I didn't bring to God any of my obedience, any of my attempted ways of obeying the demands of the law. What is the function of the law? Well, one of its functions is a pedagogic function. It's to teach you, to show you, to reveal to you that you are a sinner. that you have fallen short of God's glory, that you've broken His commandments. That's what the law did.
So that the law, Paul says in Romans 7, makes me out to be exceeding sinful. It exacerbates the sense of sin that I have about myself. Well, this is all very counter-cultural, of course, because those who are theists in our culture—let's ignore those who are non-theists, they have other problems—but those who are theists think that, you know, God is nice.

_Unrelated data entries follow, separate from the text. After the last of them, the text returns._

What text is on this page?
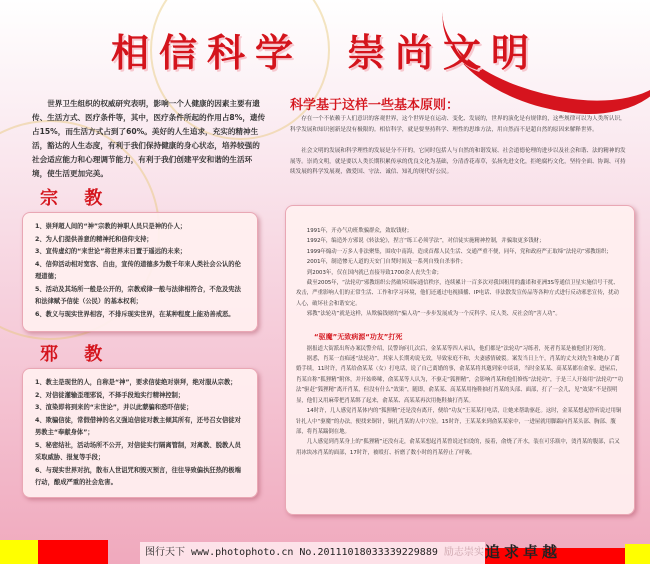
相信科学 崇尚文明

世界卫生组织的权威研究表明，影响一个人健康的因素主要有遗传、生活方式、医疗条件等，其中，医疗条件所起的作用占8%，遗传占15%，而生活方式占到了60%。美好的人生追求，充实的精神生活，豁达的人生态度，有利于我们保持健康的身心状态，培养较强的社会适应能力和心理调节能力，有利于我们创建平安和谐的生活环境，使生活更加完美。

科学基于这样一些基本原则：

存在一个不依赖于人们意识的客观世界，这个世界是在运动、变化、发展的，世界的演化是有规律的，这些规律可以为人类所认识，科学发展和知识创新是没有极限的。相信科学，就是要坚持科学、理性的思维方法，用自然而不是超自然的原因来解释世界。

社会文明的发展和科学理性的发展是分不开的，它同时包括人与自然的和谐发展、社会道德伦理的进步以及社会和谐、法的精神的发展等。崇尚文明，就是要以人类长期积累传承的优良文化为基础，分清香花毒草，弘扬先进文化，拒绝腐朽文化，坚持全面、协调、可持续发展的科学发展观，做爱国、守法、诚信、知礼的现代好公民。

宗 教
1、崇拜超人间的“神”宗教的神职人员只是神的仆人；
2、为人们提供善意的精神托和信仰支持；
3、宣传虚幻的“来世论”将世界末日置于遥远的未来；
4、信仰活动相对宽容、自由，宣传的道德多为数千年来人类社会公认的伦理道德；
5、活动及其场所一般是公开的，宗教戒律一般与法律相符合，不危及宪法和法律赋予信徒（公民）的基本权利；
6、教义与现实世界相容，不排斥现实世界，在某种程度上能劝善戒恶。
邪 教
1、教主是现世的人，自称是“神”，要求信徒绝对崇拜，绝对服从宗教；
2、对信徒灌输歪理邪说，不择手段地实行精神控制；
3、渲染即将到来的“末世论”，并以此蒙骗和恐吓信徒；
4、欺骗信徒，常假借神的名义强迫信徒对教主倾其所有，还号召女信徒对男教主“奉献身体”；
5、秘密结社，活动场所不公开，对信徒实行隔离管制，对离教、脱教人员采取威胁、报复等手段；
6、与现实世界对抗，散布人世诅咒和毁灭预言，往往导致偏执狂热的极端行动，酿成严重的社会危害。

1991年，开办气功班欺骗群众，敛取钱财；

1992年，编造外方邪说《转法轮》，捏言“练工必须学法”，对信徒实施精神控制，并骗取更多钱财；

1999年煽动一万多人非法聚集，围攻中南海，造成首都人民生活、交通严重不便，同年，党和政府严正取缔“法轮功”邪教组织；

2001年，制造惨无人道的天安门自焚时间及一系列自残自杀事件；

到2003年，仅在国内就已直接导致1700余人丧失生命；

截至2005年，“法轮功”邪教组织公然破坏国际通信秩序，连续累计一百多次对我国租用的鑫诺和亚洲3S等通信卫星实施信号干扰、攻击，严重影响人们的正常生活、工作和学习环境，他们还通过电视插播、IP电话、非法散发宣传品等各种方式进行反动邪恶宣传，扰动人心，破坏社会和谐安定。

邪教“法轮功”就是这样，从欺骗钱财的“骗人功”一步步发展成为一个反科学、反人类、反社会的“害人功”。

“驱魔”无致病源“功友”打死

据报道大街派出所办案民警介绍，民警询问几次后，金某某等四人承认，他们都是“法轮功”习练者，死者肖某是被他们打死的。

据悉，肖某一直痴迷“法轮功”，其家人长期劝说无效，导致家庭不和，夫妻感情破裂。案发当日上午，肖某的丈夫刘先生和她办了离婚手续，11时许，肖某给俞某某（女）打电话，说了自己离婚的事，俞某某将其邀到家中谈谈，当时金某某、高某某都在俞家。进屋后，肖某自称“狐狸精”附体，并开始哆嗦，俞某某等人认为，不驱走“狐狸精”，会影响肖某和他们修炼“法轮功”，于是三人开始用“法轮功”“功法”驱赶“狐狸精”离开肖某，但没有什么“效果”，随即，俞某某、高某某用拖鞋抽打肖某的头部、面部，打了一会儿，见“效果”不是很明显，他们又用麻带把肖某绑了起来，俞某某、高某某再次用拖鞋抽打肖某。

14时许，几人感觉肖某体内的“狐狸精”还是没有离开，便给“功友”王某某打电话，让她来帮助驱赶。这时，金某某想起曾听说过用铜针扎人中“驱魔”的办法，便找来铜针，铜扎肖某的人中穴位。15时许，王某某来到俞某某家中，一进屋就用脚踹向肖某头部、胸部、腹部，将肖某踹倒在地。

几人感觉到肖某身上的“狐狸精”还没有走，俞某某想起肖某曾说过怕烫的，接着，俞烧了开水，装在可乐瓶中，烫肖某的腹部，后又用冰块冰肖某的面部，17时许，被殴打、折磨了数小时的肖某停止了呼吸。

图行天下 www.photophoto.cn No.20111018033339229889 励志崇实 追求卓越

That's the prevailing view.
Surveys will reveal again and again that people's view of God is that He's nice and that He wants us to be nice and everything will be nice. and everything will be peaceful. And so just don't get too worked up about it. And here Paul is saying, no, our very salvation is at stake, and in order to be saved, the law has to be obeyed. You can't obey it. I can't obey it. But Jesus obeyed it.

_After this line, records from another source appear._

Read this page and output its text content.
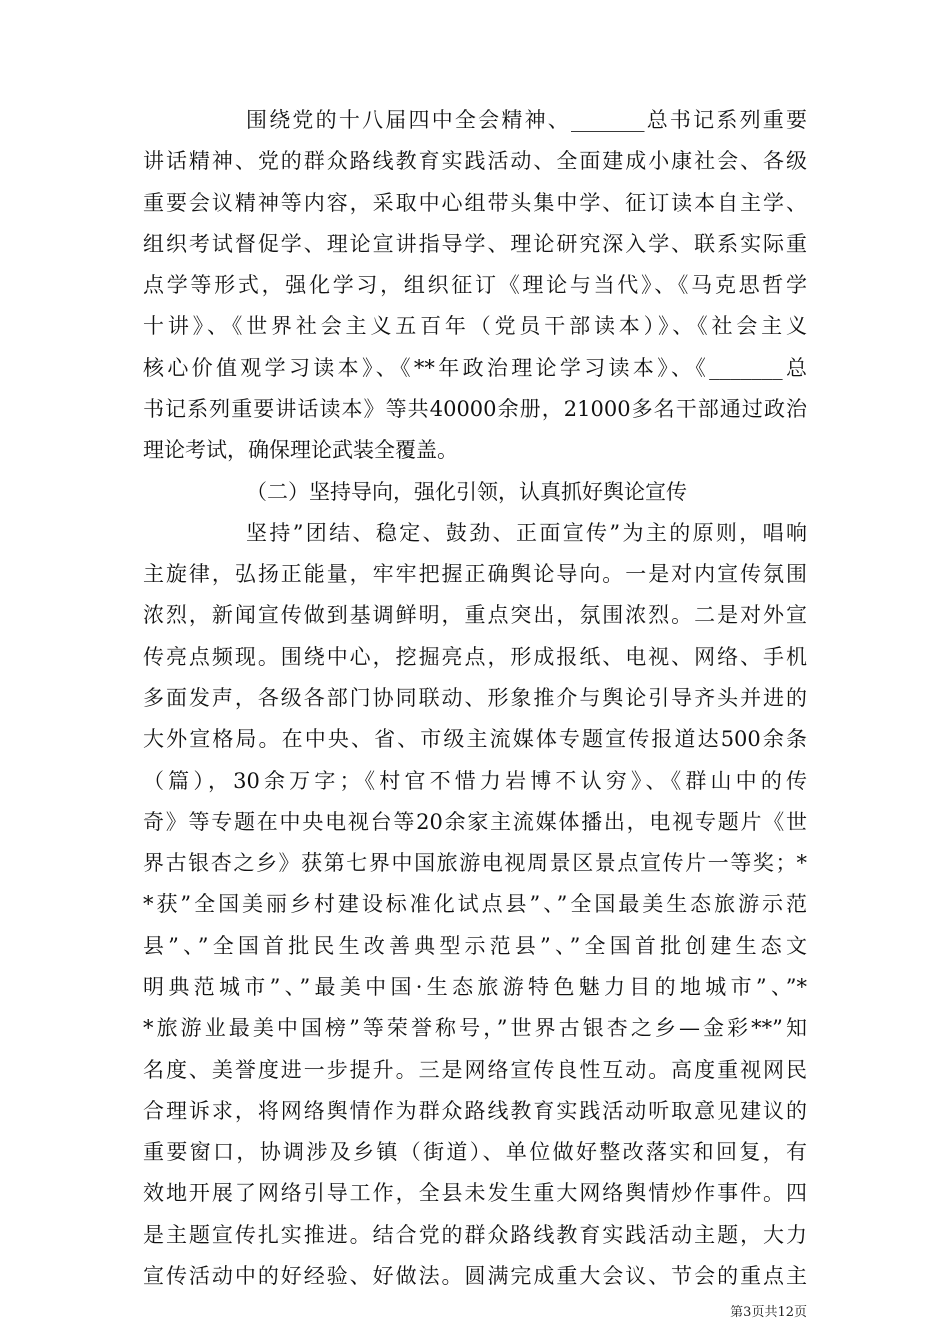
围绕党的十八届四中全会精神、_______总书记系列重要
讲话精神、党的群众路线教育实践活动、全面建成小康社会、各级
重要会议精神等内容，采取中心组带头集中学、征订读本自主学、
组织考试督促学、理论宣讲指导学、理论研究深入学、联系实际重
点学等形式，强化学习，组织征订《理论与当代》、《马克思哲学
十讲》、《世界社会主义五百年（党员干部读本）》、《社会主义
核心价值观学习读本》、《**年政治理论学习读本》、《_______总
书记系列重要讲话读本》等共40000余册，21000多名干部通过政治
理论考试，确保理论武装全覆盖。
（二）坚持导向，强化引领，认真抓好舆论宣传
坚持”团结、稳定、鼓劲、正面宣传”为主的原则，唱响
主旋律，弘扬正能量，牢牢把握正确舆论导向。一是对内宣传氛围
浓烈，新闻宣传做到基调鲜明，重点突出，氛围浓烈。二是对外宣
传亮点频现。围绕中心，挖掘亮点，形成报纸、电视、网络、手机
多面发声，各级各部门协同联动、形象推介与舆论引导齐头并进的
大外宣格局。在中央、省、市级主流媒体专题宣传报道达500余条
（篇），30余万字；《村官不惜力岩博不认穷》、《群山中的传
奇》等专题在中央电视台等20余家主流媒体播出，电视专题片《世
界古银杏之乡》获第七界中国旅游电视周景区景点宣传片一等奖；*
*获”全国美丽乡村建设标准化试点县”、”全国最美生态旅游示范
县”、”全国首批民生改善典型示范县”、”全国首批创建生态文
明典范城市”、”最美中国·生态旅游特色魅力目的地城市”、”*
*旅游业最美中国榜”等荣誉称号，”世界古银杏之乡—金彩**”知
名度、美誉度进一步提升。三是网络宣传良性互动。高度重视网民
合理诉求，将网络舆情作为群众路线教育实践活动听取意见建议的
重要窗口，协调涉及乡镇（街道）、单位做好整改落实和回复，有
效地开展了网络引导工作，全县未发生重大网络舆情炒作事件。四
是主题宣传扎实推进。结合党的群众路线教育实践活动主题，大力
第3页共12页
宣传活动中的好经验、好做法。圆满完成重大会议、节会的重点主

And so Paul is saying, how do I view myself as a Christian? Well, I view myself as someone who who is in union with Christ. I view myself as someone who has died. There's been a death in my existence, and it's the death of my Adamic self. I've come to understand that through the doings and works of the law, there is no justification. There is no salvation. So I died to the law.
I died to its demands. I died to its threats. Through the law I died to the law so that I might live to God. I have been crucified with Christ. It is no longer I who live, but Christ who lives in me. And the life I now live in the flesh, I live by faith in the Son of God who loved me and gave himself for me.
You remember that that's how Paul began the epistle to the Romans in the very opening verses when he says that Jesus was somebody who was given for us. given in death, given as a substitute, given as someone who met the law's demands in all of its fullness where we could not. And then in verse 19 again, and go back to the second half, through the law I died to the law so that I might live to God.
We're asking the question, how should you think of yourself as a Christian? It's been brought about by Peter's incident with bacon in Antioch and his refusal to allow Gentiles who weren't obeying the Jewish kosher laws to be included within the family of God. And he's introduced then a damnable plus. It's faith in Jesus plus obedience to the law. And Paul is now explaining that theologically.
And he's saying, it's never about our obedience. Our justification can never be about our obedience. But I live to God, he says at the end of verse 19. Yes, as gratitude for the grace that has been displayed to me in the gospel. The law showed me that I could never make myself acceptable to God, so I quit trying.
But now that I have been justified, now that I'm in a right standing and relationship with God, now I live for God. I live to obey Him, not in order to be justified, but because I know that I am already justified. I'm a child of God and an heir of God and a joint heir with Jesus Christ. He loved me, He gave Himself for me, He lives in me, and I, in response, live for Him.